If you are near the greater London area, there are some great Egyptological things beckoning to you: an exhibit entitled Framing the Archaeologist: Portraits and Excavation, which runs from Sept. 22 - December 19, and a couple of free lectures: Ancient Egypt, Racial Construction and Robert Knox and Inventing Traditions: Performances in Pre-Dynastic Cemeteries. The where, when, what, and how much are listed at Challenging the Past, with a direct link to the Petrie Museum's web site.
Monday, October 5, 2009
I recommend Egyptomaniacs of all kinds to hop on over to Bennu's Talking Pyramids Blog. He has posted a few excerpted videos which feature a behind-the-scenes look with Dr. Zahi Hawass at the Pyramid of Unas. Chicago's Field Museum replica has nothing on this, that's for sure!
Professor Smith reminisces in this video, speaking about the now-lost fortress site of Buhen in Egyptian Nubia, an EES archaeological site. The video also features images from the Society's archives and footage shot by EES member Dr Anthony Hovenden during a visit to Buhen in 1962.

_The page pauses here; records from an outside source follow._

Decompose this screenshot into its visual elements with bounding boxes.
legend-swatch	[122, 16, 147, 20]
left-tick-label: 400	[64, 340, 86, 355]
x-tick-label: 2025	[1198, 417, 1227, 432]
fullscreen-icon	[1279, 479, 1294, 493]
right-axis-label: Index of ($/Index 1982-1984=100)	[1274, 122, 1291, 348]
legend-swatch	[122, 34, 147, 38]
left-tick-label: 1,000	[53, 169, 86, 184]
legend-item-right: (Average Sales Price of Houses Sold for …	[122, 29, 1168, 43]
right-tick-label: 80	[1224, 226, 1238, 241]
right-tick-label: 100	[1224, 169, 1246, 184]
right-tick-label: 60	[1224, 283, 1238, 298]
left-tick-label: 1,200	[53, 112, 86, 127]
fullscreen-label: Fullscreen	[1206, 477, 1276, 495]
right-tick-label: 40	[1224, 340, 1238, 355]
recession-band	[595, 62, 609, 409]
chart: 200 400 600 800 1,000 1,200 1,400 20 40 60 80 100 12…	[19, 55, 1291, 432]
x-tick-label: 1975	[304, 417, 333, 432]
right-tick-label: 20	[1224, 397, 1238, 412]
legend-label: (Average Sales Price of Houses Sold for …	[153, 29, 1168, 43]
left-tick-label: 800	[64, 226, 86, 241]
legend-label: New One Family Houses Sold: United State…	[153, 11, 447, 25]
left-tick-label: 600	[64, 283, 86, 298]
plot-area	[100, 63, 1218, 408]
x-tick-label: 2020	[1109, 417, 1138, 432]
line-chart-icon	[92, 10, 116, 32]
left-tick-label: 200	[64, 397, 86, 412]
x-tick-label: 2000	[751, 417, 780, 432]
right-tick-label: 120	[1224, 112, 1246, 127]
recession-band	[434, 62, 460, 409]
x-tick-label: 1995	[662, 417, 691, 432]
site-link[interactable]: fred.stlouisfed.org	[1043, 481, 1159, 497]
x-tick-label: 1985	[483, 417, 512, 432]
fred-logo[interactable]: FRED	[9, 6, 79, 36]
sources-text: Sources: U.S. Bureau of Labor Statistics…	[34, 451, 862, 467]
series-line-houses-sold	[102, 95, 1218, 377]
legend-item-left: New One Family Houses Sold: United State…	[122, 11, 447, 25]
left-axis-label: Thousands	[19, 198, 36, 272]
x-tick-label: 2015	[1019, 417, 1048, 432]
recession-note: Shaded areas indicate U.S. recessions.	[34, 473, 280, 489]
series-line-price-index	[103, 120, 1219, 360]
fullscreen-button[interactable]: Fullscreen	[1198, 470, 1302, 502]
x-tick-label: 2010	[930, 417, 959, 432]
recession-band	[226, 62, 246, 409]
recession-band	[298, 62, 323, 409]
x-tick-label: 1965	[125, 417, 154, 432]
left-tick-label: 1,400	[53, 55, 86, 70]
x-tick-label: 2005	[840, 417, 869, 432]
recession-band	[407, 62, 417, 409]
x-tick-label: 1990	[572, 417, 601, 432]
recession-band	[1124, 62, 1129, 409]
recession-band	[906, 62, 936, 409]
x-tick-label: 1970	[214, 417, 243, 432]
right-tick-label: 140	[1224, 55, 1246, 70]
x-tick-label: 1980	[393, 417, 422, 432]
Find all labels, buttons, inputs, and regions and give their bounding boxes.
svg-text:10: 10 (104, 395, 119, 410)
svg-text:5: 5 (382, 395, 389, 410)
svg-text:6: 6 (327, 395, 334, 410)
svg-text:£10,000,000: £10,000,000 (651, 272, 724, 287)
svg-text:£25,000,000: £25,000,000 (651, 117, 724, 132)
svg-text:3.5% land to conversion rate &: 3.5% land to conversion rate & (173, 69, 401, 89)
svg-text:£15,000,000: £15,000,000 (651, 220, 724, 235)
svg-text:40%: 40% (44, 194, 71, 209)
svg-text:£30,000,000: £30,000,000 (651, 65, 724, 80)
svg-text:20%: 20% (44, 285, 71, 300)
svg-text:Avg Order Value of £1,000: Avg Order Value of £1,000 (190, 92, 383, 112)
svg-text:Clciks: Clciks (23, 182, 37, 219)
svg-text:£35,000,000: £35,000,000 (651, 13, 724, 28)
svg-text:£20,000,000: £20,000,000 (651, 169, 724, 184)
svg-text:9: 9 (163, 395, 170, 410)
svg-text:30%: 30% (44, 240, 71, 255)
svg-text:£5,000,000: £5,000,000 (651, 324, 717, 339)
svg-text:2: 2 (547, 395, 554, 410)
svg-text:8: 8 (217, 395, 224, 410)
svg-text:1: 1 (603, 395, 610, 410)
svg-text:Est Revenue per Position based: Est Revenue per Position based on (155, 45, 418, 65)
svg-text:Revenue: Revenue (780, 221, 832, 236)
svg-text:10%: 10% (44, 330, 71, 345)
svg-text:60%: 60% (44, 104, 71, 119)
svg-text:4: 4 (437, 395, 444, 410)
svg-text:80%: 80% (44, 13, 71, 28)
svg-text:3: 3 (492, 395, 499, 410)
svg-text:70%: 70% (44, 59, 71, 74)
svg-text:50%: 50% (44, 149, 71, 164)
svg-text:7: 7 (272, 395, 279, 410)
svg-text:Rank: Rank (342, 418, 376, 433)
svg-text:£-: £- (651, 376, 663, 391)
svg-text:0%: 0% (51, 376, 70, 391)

This author uses quotes around "with extreme care." Apparently s/he isn't buying either the museum's excuse that Nefertiti is too fragile to transport her back home to Egypt. She seemed to travel well, being placed on display in her new home at the Neues. Perhaps the German scholars should have used this excuse: they feared her sinking to the bottom of the Atlantic à la (the) secret mummy aboard the Titanic.